From $20 a Month to $20K a Month. Great Idea… or Not?
March 10, 2025
Another post from the dinobaby. Alas, no smart software used for this essay.
OpenAI was one of many smart software companies. If you meet the people on my team, you will learn that I dismissed most of the outfits as search-and-retrieval outfits looking for an edge. Search definitely needs an edge, but I was not confident that predictive generation of an “answer” was a solution. It was a nifty party trick, but then the money started flowing. In January 2023, Microsoft put Google’s cute sharp teeth on edge. Suddenly AI or smart software was the next big thing. The virtual reality thing did not ring the bell. The increasingly weird fiddling with mobile phones did not get the brass ring. And the idea of Apple becoming the next big thing in chips has left everyone confused. My M1 devices work pretty well, and unless I look at the label on the gizmos I can tell an M1 from and M3. Do I care? Nope.
But OpenAI became news.
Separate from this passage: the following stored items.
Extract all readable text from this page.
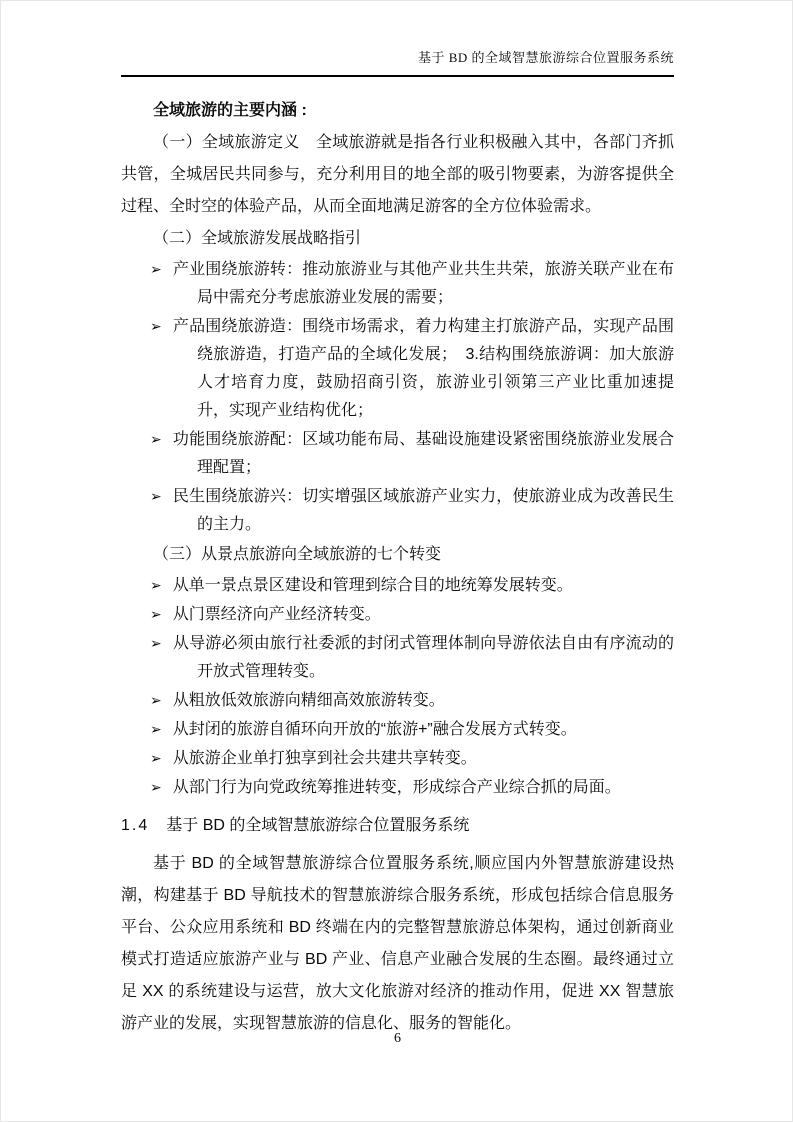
基于 BD 的全域智慧旅游综合位置服务系统
全域旅游的主要内涵 :
（一）全域旅游定义　全域旅游就是指各行业积极融入其中，各部门齐抓共管，全城居民共同参与，充分利用目的地全部的吸引物要素，为游客提供全过程、全时空的体验产品，从而全面地满足游客的全方位体验需求。
（二）全域旅游发展战略指引
➢ 产业围绕旅游转：推动旅游业与其他产业共生共荣，旅游关联产业在布局中需充分考虑旅游业发展的需要；
➢ 产品围绕旅游造：围绕市场需求，着力构建主打旅游产品，实现产品围绕旅游造，打造产品的全域化发展；　3.结构围绕旅游调：加大旅游人才培育力度，鼓励招商引资，旅游业引领第三产业比重加速提升，实现产业结构优化；
➢ 功能围绕旅游配：区域功能布局、基础设施建设紧密围绕旅游业发展合理配置；
➢ 民生围绕旅游兴：切实增强区域旅游产业实力，使旅游业成为改善民生的主力。
（三）从景点旅游向全域旅游的七个转变
➢ 从单一景点景区建设和管理到综合目的地统筹发展转变。
➢ 从门票经济向产业经济转变。
➢ 从导游必须由旅行社委派的封闭式管理体制向导游依法自由有序流动的开放式管理转变。
➢ 从粗放低效旅游向精细高效旅游转变。
➢ 从封闭的旅游自循环向开放的“旅游+”融合发展方式转变。
➢ 从旅游企业单打独享到社会共建共享转变。
➢ 从部门行为向党政统筹推进转变，形成综合产业综合抓的局面。
1.4 基于 BD 的全域智慧旅游综合位置服务系统
基于 BD 的全域智慧旅游综合位置服务系统,顺应国内外智慧旅游建设热潮，构建基于 BD 导航技术的智慧旅游综合服务系统，形成包括综合信息服务平台、公众应用系统和 BD 终端在内的完整智慧旅游总体架构，通过创新商业模式打造适应旅游产业与 BD 产业、信息产业融合发展的生态圈。最终通过立足 XX 的系统建设与运营，放大文化旅游对经济的推动作用，促进 XX 智慧旅游产业的发展，实现智慧旅游的信息化、服务的智能化。
6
It squabbled with the mastermind of “renewable” satellites, definitely weird trucks, and digging tunnels in Las Vegas. (Yeah, nice idea, just not for anyone who does not want to get stalled in traffic.) When ChatGPT became available, one of those laboring in my digital vineyards signed me up. I fiddled with it and decided that I would run some of my research through the system. I learned that my research was not in the OpenAI “system.” I had it do some images. Those sucked. I will cancel this week.
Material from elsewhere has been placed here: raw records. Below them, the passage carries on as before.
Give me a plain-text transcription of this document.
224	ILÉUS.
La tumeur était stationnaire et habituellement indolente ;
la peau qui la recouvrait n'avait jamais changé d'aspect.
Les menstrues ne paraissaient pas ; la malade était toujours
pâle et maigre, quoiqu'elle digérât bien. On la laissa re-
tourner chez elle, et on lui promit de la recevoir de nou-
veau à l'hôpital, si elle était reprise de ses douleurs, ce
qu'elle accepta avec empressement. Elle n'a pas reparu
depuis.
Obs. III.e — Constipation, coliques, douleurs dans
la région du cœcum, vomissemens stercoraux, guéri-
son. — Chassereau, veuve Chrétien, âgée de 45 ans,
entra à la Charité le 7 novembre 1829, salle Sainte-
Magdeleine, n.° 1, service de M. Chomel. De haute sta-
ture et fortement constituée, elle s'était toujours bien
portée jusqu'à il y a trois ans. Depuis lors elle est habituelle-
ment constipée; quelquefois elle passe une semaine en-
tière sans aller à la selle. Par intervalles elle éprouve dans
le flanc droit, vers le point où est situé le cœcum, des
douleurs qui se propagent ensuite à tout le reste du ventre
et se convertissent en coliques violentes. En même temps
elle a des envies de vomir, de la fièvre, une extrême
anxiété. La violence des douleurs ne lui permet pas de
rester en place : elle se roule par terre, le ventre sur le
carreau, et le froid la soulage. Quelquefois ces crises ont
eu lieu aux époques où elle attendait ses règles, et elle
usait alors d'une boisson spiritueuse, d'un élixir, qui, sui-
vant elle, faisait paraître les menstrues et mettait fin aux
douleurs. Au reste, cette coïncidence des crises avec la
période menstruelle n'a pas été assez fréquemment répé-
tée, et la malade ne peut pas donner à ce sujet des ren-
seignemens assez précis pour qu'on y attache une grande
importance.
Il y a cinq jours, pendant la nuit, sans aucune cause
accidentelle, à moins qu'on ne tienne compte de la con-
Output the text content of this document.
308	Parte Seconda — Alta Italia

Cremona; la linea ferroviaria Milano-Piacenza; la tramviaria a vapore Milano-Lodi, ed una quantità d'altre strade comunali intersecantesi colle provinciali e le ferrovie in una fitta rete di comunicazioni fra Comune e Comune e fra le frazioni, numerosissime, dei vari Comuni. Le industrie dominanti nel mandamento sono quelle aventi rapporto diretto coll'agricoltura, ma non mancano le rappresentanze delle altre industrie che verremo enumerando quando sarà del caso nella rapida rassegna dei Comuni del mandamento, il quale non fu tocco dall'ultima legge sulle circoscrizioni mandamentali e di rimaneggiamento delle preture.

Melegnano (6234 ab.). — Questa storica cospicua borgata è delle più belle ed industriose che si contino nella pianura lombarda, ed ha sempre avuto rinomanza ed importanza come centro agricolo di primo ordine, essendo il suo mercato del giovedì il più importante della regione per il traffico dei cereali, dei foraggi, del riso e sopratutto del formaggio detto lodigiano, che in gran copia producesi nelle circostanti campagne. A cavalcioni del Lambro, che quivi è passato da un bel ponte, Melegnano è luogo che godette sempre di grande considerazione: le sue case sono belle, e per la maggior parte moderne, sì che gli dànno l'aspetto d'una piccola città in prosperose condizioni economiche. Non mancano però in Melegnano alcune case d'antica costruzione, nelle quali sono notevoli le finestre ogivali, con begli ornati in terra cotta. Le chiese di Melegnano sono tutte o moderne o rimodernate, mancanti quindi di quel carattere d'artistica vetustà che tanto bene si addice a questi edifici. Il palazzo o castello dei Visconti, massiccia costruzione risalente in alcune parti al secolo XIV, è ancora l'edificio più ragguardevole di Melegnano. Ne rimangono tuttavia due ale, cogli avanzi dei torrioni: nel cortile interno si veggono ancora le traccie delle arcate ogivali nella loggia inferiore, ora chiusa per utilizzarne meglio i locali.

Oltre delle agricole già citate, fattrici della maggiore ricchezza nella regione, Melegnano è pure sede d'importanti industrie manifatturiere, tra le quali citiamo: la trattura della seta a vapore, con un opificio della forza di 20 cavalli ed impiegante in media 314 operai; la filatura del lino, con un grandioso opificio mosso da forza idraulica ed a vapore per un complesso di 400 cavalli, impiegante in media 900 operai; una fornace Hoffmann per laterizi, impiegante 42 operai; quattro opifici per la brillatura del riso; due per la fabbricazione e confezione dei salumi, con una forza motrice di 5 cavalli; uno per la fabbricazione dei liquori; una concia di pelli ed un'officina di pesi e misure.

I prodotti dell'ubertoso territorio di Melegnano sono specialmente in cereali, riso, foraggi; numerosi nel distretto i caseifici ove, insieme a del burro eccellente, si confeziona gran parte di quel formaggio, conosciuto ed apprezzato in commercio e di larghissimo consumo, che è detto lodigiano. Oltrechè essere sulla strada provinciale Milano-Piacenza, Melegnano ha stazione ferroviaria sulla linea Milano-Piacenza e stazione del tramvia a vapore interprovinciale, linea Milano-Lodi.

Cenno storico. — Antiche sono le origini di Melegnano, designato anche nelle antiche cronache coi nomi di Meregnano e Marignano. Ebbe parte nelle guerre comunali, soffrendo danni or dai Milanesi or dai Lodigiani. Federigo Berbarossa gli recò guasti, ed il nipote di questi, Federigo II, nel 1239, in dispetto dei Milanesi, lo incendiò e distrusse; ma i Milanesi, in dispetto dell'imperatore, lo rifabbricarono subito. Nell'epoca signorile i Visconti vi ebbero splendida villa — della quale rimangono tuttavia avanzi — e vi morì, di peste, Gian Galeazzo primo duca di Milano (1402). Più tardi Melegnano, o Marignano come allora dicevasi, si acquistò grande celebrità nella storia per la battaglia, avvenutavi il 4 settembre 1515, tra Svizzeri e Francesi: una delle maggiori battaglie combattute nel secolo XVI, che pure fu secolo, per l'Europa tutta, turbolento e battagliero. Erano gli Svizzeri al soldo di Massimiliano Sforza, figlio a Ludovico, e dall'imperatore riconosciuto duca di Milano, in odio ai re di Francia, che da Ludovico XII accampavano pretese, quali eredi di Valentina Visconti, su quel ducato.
I put in my AI folder this article “OpenAI’s is Getting Ready to Release PhD Level AI Agents.” I was engaging in some winnowing and I scanned it. In early February 2025, Digital Marketing News wrote about PhD level agents. I am not a PhD. I quite before I finished my dissertation to work in the really socially conscious nuclear unit of that lovable outfit Halliburton. You know the company. That’s the one that charged about $950.00 for a gallon of fuel during the Iraq war. You will also associate Dick Cheney, a fun person, with the company. So no PhD for me.
I was skeptical because of the dismal performance of ChatGPT 4, oh, whatever, trying to come up with the information I have assembled for my new book for law enforcement professionals. Then I read a Slashdot post with the title “OpenAI Plots Charging $20,000 a Month For PhD-Level Agents” shared from a publication I don’t know much about. I think it is like 404 or a for-fee Substack. The publication has great content, and you have to pay for it.
Be that as it may, the Slashdot post reports or recycles information that suggests the fee per month for a PhD level version of OpenAI’s smart software will be a modest $20,000 a month. I think the service one of my team registered costs $20.00 per month. What’s with the 20s? Twenty is a pronic number; that is, it can be slapped on a high school math test so students can say it is the product of two consecutive integers. In college I knew a person who was a numerologist. I recall that the meaning of 20 was cooperation.
The interesting part of the Slashdot post was the comments. I scanned them and concluded that some of the commenters saw the high-end service killing jobs for high-end programmers and consultants. Yeah, maybe. Somehow I doubt that a code base that struggles with information related to a widely-used messaging application is suddenly going to replicate the information I have obtained from my sources in Eastern Europe seems a bit of stretch. Heck, ChatGPT could barely do English. Russian? Not a change, but who knows. And for $200,000 it is not likely this dinobaby will take what seems like unappetizing bait.
One commenter allegedly named TheGreatEmu said:
I was about to make a similar comment, but the cost still doesn’t add up. I’m at a national lab with generally much higher overheads than most places, and a postdoc runs us $160k/year fully burdened. And of course the AI sure as h#ll can’t connect cables, turn knobs, solder, titrate, use a drill press, clean, chat with the machinist who doesn’t use email, sneaker net data out of the air-gapped lab, or understand napkin drawings over beer where all real science gets done. Or do anything useful with information that isn’t already present in the training data, and if you’re not pushing past existing knowledge boundaries, you’re not really doing science are you?
My hunch is that this is a PR or marketing play. Let’s face it. With Microsoft cutting off data center builds and Google floundering with cheese, the smart software revolution is muddling forward. The wins are targeted applications in quite specific domains. Yes, gentle reader, that’s why people pay for Chemical Abstracts online. The information is not on the public Internet. The American Chemical Society has information that the super capable AI outfits have not figured as something the non-computational, organic, or inorganic chemist will use from a somewhat volatile outfit. Get something wrong in a nuclear lab and smart software won’t be too helpful if it hallucinates.
Net net: Is everything marketing? At age 80, my answer is, “Absolutely.” Sam AI-Thinks in terms of trillions. Is $20 trillion the next pricing level?